How to measure and design closets and cabinets to ceiling using crown moulding — with spectacular results!
Custom closets and cabinets offer the owner many opportunities to tailor-make the storage to suit their own home and needs. One such opportunity is the ability to run the cabinets, shelving, and even hanging rods to the ceiling. The best way to create a storage system with a furniture quality look that goes all the way to the ceiling is by using crown moulding for cabinets and closets.
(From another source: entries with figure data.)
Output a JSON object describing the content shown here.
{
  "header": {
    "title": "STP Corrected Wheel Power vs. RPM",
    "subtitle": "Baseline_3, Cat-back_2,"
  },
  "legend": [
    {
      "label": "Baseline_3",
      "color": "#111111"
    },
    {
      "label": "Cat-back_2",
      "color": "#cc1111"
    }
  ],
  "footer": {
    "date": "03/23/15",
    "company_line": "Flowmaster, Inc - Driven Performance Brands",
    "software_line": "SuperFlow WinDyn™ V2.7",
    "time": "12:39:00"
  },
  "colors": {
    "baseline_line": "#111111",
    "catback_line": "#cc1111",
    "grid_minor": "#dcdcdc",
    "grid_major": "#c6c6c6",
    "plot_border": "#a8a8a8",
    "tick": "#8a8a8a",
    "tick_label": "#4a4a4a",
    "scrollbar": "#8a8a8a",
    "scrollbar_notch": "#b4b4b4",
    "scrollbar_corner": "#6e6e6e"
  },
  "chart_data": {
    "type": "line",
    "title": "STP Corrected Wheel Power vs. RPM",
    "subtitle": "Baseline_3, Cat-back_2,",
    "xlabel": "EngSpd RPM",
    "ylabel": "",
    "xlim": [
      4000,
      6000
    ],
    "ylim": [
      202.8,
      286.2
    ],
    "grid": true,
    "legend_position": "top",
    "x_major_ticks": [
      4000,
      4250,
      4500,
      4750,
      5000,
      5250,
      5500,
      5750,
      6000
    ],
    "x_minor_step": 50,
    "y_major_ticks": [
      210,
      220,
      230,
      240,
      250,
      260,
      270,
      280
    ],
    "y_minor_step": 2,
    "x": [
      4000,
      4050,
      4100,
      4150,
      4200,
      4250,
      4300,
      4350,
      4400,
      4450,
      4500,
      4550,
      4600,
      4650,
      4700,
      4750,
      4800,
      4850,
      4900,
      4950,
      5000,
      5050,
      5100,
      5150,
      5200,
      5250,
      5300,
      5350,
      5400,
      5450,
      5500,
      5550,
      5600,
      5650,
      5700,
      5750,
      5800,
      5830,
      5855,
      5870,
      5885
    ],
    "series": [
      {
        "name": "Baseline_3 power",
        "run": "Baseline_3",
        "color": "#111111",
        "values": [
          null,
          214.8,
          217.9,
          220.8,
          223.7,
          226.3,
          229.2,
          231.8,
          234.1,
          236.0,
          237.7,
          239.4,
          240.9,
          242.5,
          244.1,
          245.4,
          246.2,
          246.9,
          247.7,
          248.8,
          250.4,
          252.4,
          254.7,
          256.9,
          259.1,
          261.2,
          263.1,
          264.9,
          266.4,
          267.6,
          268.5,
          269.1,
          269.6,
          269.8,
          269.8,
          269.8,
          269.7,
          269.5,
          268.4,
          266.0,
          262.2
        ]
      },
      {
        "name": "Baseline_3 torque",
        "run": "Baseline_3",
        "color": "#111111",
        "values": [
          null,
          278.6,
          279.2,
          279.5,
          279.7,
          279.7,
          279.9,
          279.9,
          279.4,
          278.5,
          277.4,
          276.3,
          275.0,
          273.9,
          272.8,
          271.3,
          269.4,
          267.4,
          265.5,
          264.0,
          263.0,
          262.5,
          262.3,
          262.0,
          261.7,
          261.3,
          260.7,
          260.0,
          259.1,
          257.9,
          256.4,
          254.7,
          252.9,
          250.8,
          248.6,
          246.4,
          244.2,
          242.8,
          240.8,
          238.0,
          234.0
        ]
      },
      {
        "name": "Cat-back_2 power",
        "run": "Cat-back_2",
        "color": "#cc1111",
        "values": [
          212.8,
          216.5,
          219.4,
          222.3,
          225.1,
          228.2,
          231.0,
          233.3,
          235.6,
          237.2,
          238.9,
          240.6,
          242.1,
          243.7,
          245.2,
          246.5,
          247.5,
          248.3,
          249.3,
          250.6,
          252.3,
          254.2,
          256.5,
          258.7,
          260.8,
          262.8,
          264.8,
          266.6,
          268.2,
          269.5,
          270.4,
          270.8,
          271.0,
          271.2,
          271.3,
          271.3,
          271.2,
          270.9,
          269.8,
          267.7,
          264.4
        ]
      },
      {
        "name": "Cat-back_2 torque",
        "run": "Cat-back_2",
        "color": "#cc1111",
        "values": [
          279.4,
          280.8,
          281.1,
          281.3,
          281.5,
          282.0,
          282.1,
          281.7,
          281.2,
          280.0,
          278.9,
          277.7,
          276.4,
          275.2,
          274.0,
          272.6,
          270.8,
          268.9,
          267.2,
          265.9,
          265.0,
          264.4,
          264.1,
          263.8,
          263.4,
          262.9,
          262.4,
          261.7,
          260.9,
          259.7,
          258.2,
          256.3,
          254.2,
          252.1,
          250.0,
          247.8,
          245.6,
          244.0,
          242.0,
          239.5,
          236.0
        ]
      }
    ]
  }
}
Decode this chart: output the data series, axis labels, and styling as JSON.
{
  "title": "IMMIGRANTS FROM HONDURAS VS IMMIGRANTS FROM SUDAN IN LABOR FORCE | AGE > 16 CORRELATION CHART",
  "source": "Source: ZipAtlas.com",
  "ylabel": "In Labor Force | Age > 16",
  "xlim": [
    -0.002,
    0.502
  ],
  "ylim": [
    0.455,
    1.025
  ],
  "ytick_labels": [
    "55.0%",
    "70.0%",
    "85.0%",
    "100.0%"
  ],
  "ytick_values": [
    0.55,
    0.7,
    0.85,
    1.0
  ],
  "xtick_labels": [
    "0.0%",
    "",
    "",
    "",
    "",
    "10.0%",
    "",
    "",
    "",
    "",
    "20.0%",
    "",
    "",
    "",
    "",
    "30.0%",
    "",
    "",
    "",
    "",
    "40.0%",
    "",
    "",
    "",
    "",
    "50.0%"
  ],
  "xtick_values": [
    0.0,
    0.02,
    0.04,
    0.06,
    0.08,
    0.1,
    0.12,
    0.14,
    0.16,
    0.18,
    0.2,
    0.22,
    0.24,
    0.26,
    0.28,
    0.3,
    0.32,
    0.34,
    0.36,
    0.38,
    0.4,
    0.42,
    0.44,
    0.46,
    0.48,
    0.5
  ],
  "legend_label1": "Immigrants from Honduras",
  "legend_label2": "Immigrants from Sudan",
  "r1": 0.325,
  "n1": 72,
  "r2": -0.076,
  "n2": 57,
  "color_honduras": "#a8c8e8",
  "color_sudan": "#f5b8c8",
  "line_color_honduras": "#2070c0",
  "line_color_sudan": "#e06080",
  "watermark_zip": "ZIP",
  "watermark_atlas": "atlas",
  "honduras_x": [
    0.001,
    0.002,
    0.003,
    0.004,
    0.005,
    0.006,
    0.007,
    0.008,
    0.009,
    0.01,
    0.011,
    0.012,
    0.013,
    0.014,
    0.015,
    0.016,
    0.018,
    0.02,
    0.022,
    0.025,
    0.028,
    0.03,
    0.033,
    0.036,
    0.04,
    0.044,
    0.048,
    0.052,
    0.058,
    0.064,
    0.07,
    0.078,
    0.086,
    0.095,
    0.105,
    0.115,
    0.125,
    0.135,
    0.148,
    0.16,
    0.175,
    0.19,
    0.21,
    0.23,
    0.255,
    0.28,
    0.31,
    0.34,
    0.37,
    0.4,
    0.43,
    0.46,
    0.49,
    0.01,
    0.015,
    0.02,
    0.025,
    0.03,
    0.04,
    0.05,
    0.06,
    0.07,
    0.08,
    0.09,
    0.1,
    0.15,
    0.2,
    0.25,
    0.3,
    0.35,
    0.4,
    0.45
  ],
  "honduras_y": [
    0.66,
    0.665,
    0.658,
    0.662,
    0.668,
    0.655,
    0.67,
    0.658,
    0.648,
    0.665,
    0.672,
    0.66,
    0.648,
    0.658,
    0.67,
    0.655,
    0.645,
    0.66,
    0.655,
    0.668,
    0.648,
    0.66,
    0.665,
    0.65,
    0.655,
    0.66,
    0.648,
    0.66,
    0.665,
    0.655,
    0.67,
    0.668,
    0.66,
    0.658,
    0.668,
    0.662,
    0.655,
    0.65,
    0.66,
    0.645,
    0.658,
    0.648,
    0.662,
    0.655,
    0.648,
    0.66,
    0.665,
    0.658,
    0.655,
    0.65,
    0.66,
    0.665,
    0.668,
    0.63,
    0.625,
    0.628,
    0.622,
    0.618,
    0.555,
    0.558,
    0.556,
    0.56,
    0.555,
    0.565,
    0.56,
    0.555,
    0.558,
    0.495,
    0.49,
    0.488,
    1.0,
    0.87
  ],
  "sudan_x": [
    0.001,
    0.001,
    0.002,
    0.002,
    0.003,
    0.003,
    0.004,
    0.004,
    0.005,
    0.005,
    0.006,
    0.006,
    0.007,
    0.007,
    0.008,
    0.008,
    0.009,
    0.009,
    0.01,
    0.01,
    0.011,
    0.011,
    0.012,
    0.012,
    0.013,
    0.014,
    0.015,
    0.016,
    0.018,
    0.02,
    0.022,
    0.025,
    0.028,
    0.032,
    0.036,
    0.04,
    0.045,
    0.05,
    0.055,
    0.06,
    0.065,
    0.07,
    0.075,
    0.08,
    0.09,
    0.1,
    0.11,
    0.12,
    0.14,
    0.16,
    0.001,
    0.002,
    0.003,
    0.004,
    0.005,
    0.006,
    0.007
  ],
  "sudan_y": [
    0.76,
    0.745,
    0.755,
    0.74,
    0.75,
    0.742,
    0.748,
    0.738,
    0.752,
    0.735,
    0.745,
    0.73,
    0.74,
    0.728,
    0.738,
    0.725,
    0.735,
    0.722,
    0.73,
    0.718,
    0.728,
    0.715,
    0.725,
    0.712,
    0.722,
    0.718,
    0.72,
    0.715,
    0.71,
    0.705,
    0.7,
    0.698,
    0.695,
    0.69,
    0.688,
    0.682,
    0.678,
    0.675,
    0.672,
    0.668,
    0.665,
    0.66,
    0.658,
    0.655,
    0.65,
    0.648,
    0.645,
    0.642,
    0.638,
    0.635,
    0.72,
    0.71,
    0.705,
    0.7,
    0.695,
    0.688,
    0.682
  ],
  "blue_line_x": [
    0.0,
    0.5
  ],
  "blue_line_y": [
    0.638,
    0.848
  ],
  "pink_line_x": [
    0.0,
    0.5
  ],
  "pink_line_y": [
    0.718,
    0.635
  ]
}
A standard closet system is 84-inches. These standard closets and cabinets stop short of the ceiling so that the top of the unit can be used as an additional storage shelf. However, some people want their storage to take advantage of every usable inch. Therefore, they run the cabinets and closet systems to the full 96-inches.
This can be tricky, as ceilings, like walls, are rarely perfectly straight. Proper measuring is critical to make it work.
How to Measure
Measure the distance between the floor and the ceiling as you would a wall — in a minimum of three places. Measure on each side and also in the middle. When you take the middle measurement, make sure you are measuring in a straight, not angled line by using your tape measure to come out the proper distance along the ceiling and then along the floor. You may want measure in more than 3 places for ceiling height if the wall is more than 8 feet long and you plan to run your cabinet up to the ceiling. Always use the shortest measurement for your height.
How to Determine Height of Cabinet or Closet
When we build to the ceiling, we usually stop our cabinets and organization systems about 2-5 inches shy of the ceiling and cover the gap using crown moulding. The amount of space you need to leave open will depend on the size and profile of the crown you select. The moulding is installed on-site after the cabinets are in place. It is relatively easy to adjust the moulding to conform to a slightly slanted ceiling. If the ceiling has dips, it is easier to scribe the moulding rather than the cabinet. Cabinets and closet systems are usually cut in a factory to exact measurements and will always be at exactly 90-degree angle from the floor (If the floor is irregular, use shims).
If ceiling irregularities are slight, you can caulk rather than scribe the moulding. If irregularities are quite severe, do not build your storage system flush to the ceiling. It is better to design your cabinets a little shorter. Leave an intentional space of 2 or more inches between the top of the moulding and the ceiling. This gap will draw less attention to a severe irregular pitch than any attempt to caulk or scribe.
For more information on measuring, please consult our Measuring Guidelines page.
How to Install Crown Moulding on Top of a Cabinet or Closet
There are two ways to install crown moulding depending on whether you are working with a suspension rail or other system for securing the storage system to the wall and studs.
Cabinets and Closets with a Suspension RailIn order to hide the rail and suspension brackets, 4-inch crown must be used. To hide the rail that supports the closet or cabinet, design the vertical panels to extend 4-inches above the rail. The top shelf or top of the cabinet should sit just below the rail. Attach a cleat to the top front of the storage system, hiding the rail from view. Nail the crown to the front edge of the vertical panels and cleat using pin nails.
Use an L-Valance for Cabinets and Closets without a Suspension RailIf hiding a suspension rail is not a concern, use the L-valance method to install your crown moulding. With this method, the top of the cabinet runs to the top edge of the vertical panels, just as with a piece of furniture. Make an L-shaped valance out of two wooden cleats. The front of the “L” should extend 1/8-inch below the bottom of the “L.” (See diagram below). Attach the horizontal part of the “L” to the top of your cabinet. Push your crown moulding to the ceiling and attach to the vertical part of the “L.”
If you want a very modern look, use flat crown. Flat crown is basically a wooden cleat/piece of wood that is similar to but thinner than the standard 2×4. You will get a better result with your flat crown if your stair step two or more smaller pieces of flat crown. Scribe or caulk to the ceiling if you don’t want to see any gap.
It takes a little more time to install a closet or cabinet with crown moulding, but the result is worth the effort. Your cabinet or closet will have the look of a fine piece of built-in furniture. You will also gain more storage by extending beyond the standard 84-inch closet system. Whether you are going for looks or simple practicality, you’re sure to win when you design your closets and cabinets to the ceiling using crown moulding.